Along the way Covington attends Brush Arbor services, delves into the history of the Holiness movement and discovers that Methodism gave rise to Pentecostalism which in turn gave birth to Holiness. He also discovers that his great great grandfather was an itinerant preacher in Northeast Alabama, an area where snake handling would start a generation after his death.
His engagingly descriptive prose includes the observation that the music "was like a cross between Salvation Army and acid rock." Describing a service in Jolo, he remarks that the organ playing of Lydia Elkins Hollins was like "cloth ripping" and that her voice was as raw and tortured as Janis Joplin's.
Finally, Covington handled snakes himself on Sand Mountain at the Old Rock House Holiness Church near the tiny hamlet of Macedonia south of Section, Alabama. His appraisal of the numinous experience of serpent-handling is riveting and lucid and includes observations of a change in consciousess and how the handler finds victory in the loss of self.
His involvement with the movement ended in December 1993 at a wedding at a church in Georgia. He preached about the role of women in the church and this did not go down well with the local preacher. Covington remarks that the real root of the problem was a dispute about the nature of God.
The narrative encompasses recollections of his childhood in East Lake, Birmingham, discussions of the various species of poisonous snakes, the lore of the snake-handlers, observations on the Appalachian landscape and speculations on the ecstatic religious experience.

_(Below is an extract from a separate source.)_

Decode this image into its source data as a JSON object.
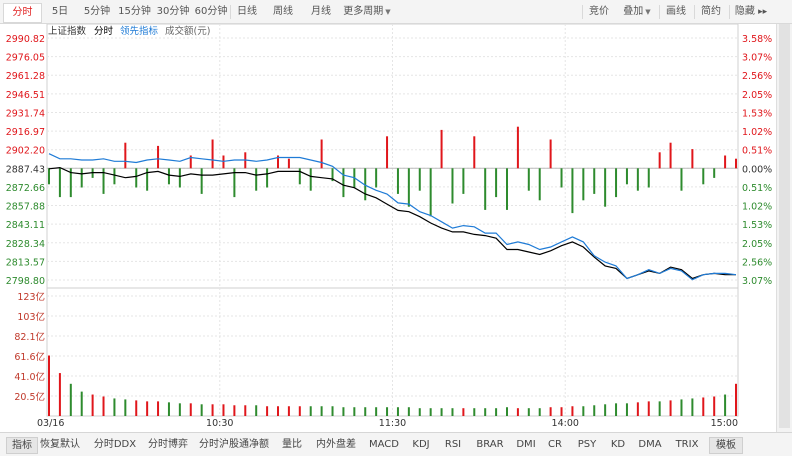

Other interestings books on the Signs Following phenomenon include Serpent-Handling Believers by Thomas Burton, an in-depth study of handlers and their religious culture, and The Serpent Handlers: Three Families and Their Faith by Fred Brown and Jeanne McDonald, where the Signs Followers are allowed to speak for themselves.
Salvation On Sand Mountain contains black & white photographs of prominent preachers and church families, sermons, healings and handling. It is a most moving book in a style that grips the reader from the absorbing preface to the end. I highly recommend this book to all who are interested in the American South and in religious phenomena in general.
A great read......... July 19, 2007 1 out of 1 found this review helpful
I read this book about 10 years ago. I immediately felt like I needed to check out a snake handling church on my own, mainly due to my morbid curiosity. For someone who doesn't consider myself to be a big reader, I couldn't put this book down. It was lively and entertaining, and vivid enough to allow the reader the ability to visualize what goes on inside the church's walls. BTW, I did attend a snake handling service in Kingston, GA after I read this book and was not disappointed.
Snake-Handling in the Southern Appalachia May 19, 2007 1 out of 1 found this review helpful
A friend of mine recommended this book to me. I really enjoyed it. The author was able to give a real personal edge to it by not only writting about it but by becoming involved in the church itself.